Tom Hanks is simply brilliant, be his dilemma, his inability to give time to his family, his hunger to break a good story all is delivered in an excellent performance that remarkably looks effortless. Hanks body language, posture of a ballsy urbane editor with tugged in shirt but folded sleeves comes with great force.
Bob Odenkirk is excellent and has outstanding moments during his investigations.
Bruce Greenwood is marvelous while the rest of the cast that includes Jesse Plemons, Sarah Paulson, Alison Brie, Bradley Whitford, David Cross, Matthew Rhys, chip in with valuable support.
Bollywood contribution in uplifting the flag of fearless and free journalism in the mainstream format is somehow restricted after the the exceptional NEW DELHI TIMES that starred Sashi Kapoor, movies like PAGE 3, NO ONE KILLED JESSICA showed some vigor but didn,t go deep in debating the position of the institution which is challenged by powerful forces.

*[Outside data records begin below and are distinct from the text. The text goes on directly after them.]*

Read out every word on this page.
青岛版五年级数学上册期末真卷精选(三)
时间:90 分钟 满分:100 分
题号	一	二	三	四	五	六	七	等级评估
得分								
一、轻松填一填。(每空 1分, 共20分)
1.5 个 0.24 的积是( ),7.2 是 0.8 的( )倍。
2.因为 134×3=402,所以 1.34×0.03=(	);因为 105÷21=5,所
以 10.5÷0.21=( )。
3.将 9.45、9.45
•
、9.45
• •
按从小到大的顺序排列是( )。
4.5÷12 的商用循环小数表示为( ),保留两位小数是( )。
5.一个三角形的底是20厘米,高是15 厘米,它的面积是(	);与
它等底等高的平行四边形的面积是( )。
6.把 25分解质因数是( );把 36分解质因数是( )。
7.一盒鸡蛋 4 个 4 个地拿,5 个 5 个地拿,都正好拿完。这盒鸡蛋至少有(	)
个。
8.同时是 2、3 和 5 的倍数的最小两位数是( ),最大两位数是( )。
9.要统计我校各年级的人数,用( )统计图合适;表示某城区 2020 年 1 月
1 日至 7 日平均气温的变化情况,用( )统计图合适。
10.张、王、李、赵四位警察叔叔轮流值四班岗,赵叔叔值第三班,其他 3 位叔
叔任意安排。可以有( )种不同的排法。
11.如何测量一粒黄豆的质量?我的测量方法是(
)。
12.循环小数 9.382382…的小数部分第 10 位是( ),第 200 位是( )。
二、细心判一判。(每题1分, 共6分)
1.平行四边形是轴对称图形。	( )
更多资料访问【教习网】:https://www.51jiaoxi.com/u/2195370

THE POST comes at the right time and makes it a significant watch. Be it America, India or any other democracy, The power of the fourth estate – The media is to keep a check on the governors of the nation and not to be governed by them. The fight for free press is constant and should go on. THE POST remarkably highlights this message in bold in a movie based on the 1971 Pentagon leaks that even today has something to chew on.